Pittsburgh Art Places

Menu
 

The War's Cost

So sweeping was its effect, it would be difficult to overstate the magnitude of the devastation resulting from the global carnage that was World War II. That calculation, in fact, might best be approached in segments – with even those totals broken out by category being sufficiently large to defy easy comprehension. The process could reasonably begin with the combatant casualty counts experienced by the colliding nations. There, perhaps, some degree of justice might exist, given that the numbers of military dead, wounded and missing reported by the Axis nations were far higher than those sustained by the targets of their aggression.  Having joined Germany in its invasion of Poland before being attacked by its former ally, Russia appears on both sides of the equation. And because of the length and intensity of that “war-within-a-war,” its casualties top any of the entire conflict. Twenty-seven million Soviets were killed, wounded or captured from 1941 through 1945, and one-quarter of the 34.5 million who served during those years were reported as dead. That ratio of combatants killed was matched by the percentage of German lives lost, and was exceeded only by the deaths of nearly one-third of Japan’s fighting force. The high kill rate suffered by the Japanese could be viewed as consistent with the nation’s attitude toward the concept of surrender: the wartime total of its fighters captured was just 40,000.
 Allied casualties were markedly lower than those of their enemies, both in raw totals and in relation to the number of those who served. Of 17.8 million participants under British command, 580,000 were reported killed or missing, while 407,000 of America’s total force of 17.4 million were counted as battlefield deaths. France’s higher ratio of losses, as compared to force size, reflected the high level of direct French involvement in defense of its homeland during 1940-41. The World War II estimate of from 21 to 25 million military deaths included five million who died as captives after being taken prisoner. The fate of those captured or simply reported as missing – if they were included at all – was particularly poignant. Of two million Germans taken on the Eastern Front, only 300,000 returned home. And unknown numbers of Japanese fighting on the Asian mainland at the close of the war vanished without a trace.

Also unprecedented was the war’s volume of casualties among noncombatants. Reflecting harsh conditions imposed on their country during the German invasion, from 15 to 17 million Russian civilians died from enemy action and/or famine and disease. Two nations that spent the war repelling hostile attacks or enduring occupation by their conquerors were next in the ranking of lives lost. More than seven million Chinese civilians were killed as a result of direct Japanese aggression while another five to 10 million starved or succumbed to disease. Poland, held by Germany for virtually the entire war and then central to Russia’s path to Berlin, recorded 5.7 million citizen deaths. As many as three million of that total were Jews specifically targeted for their ethnicity. The emergence of air power and its long-range bombing component contributed to the toll of civilian deaths. Hitler began the pattern in 1940 with the sustained bombing of England, destroying a million homes and killing 20,000 in London alone. Later, three million German noncombatants would die, many from the almost daily airstrikes that occurred from mid-1943 forward. That campaign included the February 1945 bombing of downtown Dresden by more than 1,200 Allied planes. Postwar criticism likened the event to the firebombing of Tokyo, also in 1945, and questioned its focus on the city’s non-military targets. But humanitarian concerns aside, both actions simply added to the widely accepted estimate of 30 million civilian deaths believed to have resulted from war-related activities. Calculations of those dying from famine or disease are less precise, with the low range of historical projections beginning at 19 million lives lost.
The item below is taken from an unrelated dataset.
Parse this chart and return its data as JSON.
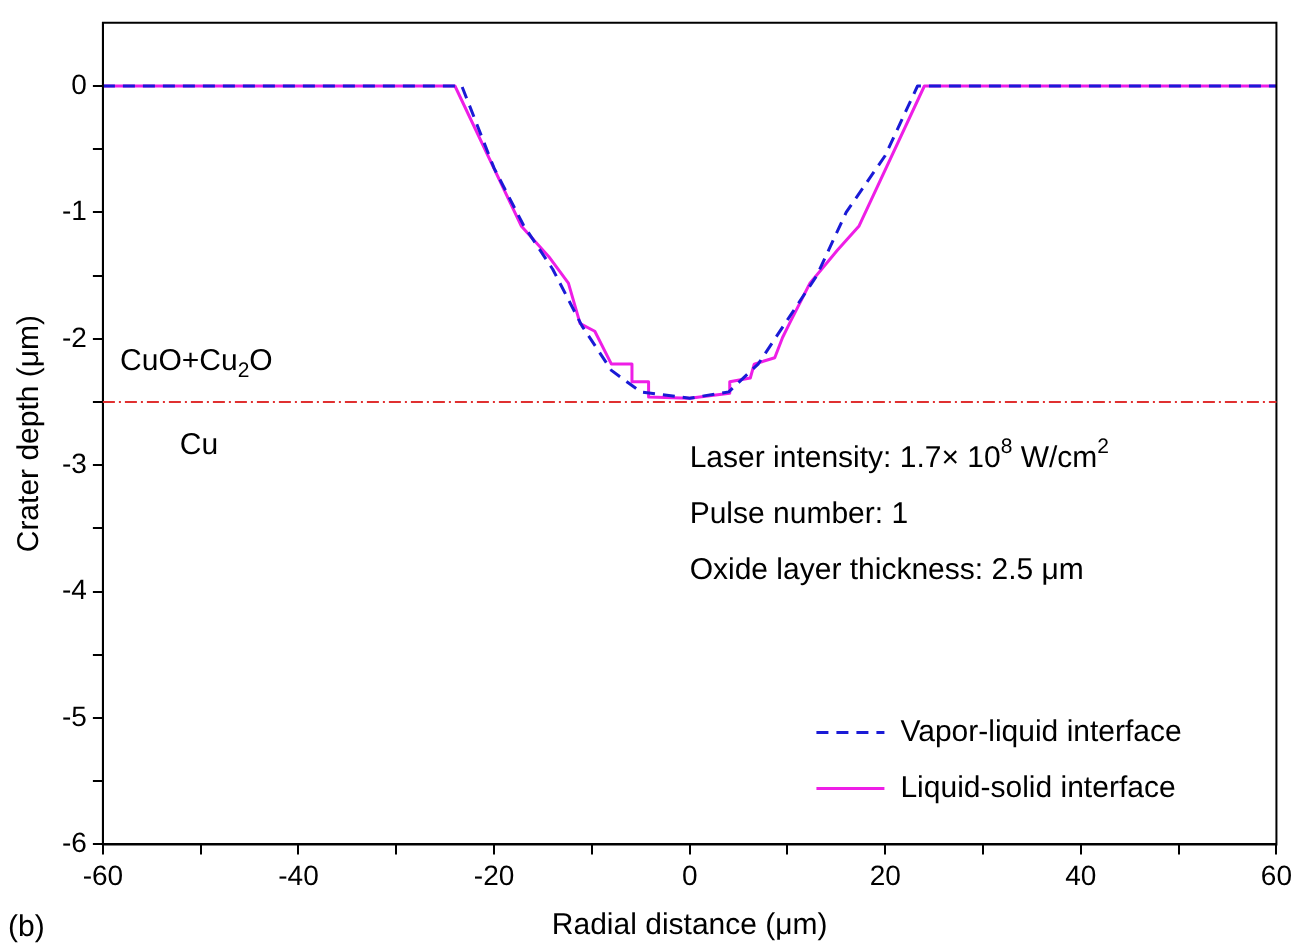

The advanced weaponry that produced the war’s record numbers of casualties also left many of the world’s greatest cities and their religious and cultural sites in ruin. London, Dresden and Tokyo weren’t alone among repeatedly hit population centers, and Warsaw, Leningrad, Stalingrad and Berlin were the site of sustained ground battles as well. The destruction contributed to a wartime total of homeless and refugees that would take months or years – if ever -- to accommodate. The population involved was fluid and often in motion. One estimate of those displaced in continental Europe was 12 million.  Estimates for China ranged to 60 million. But whatever their ultimate total, the widespread redistribution of people affected by the waging and outcome of World War II was an event without precedent.  Its degree and scope would have a life-altering impact, directly on the individuals involved and, over time, on the communities and nations in which they settled.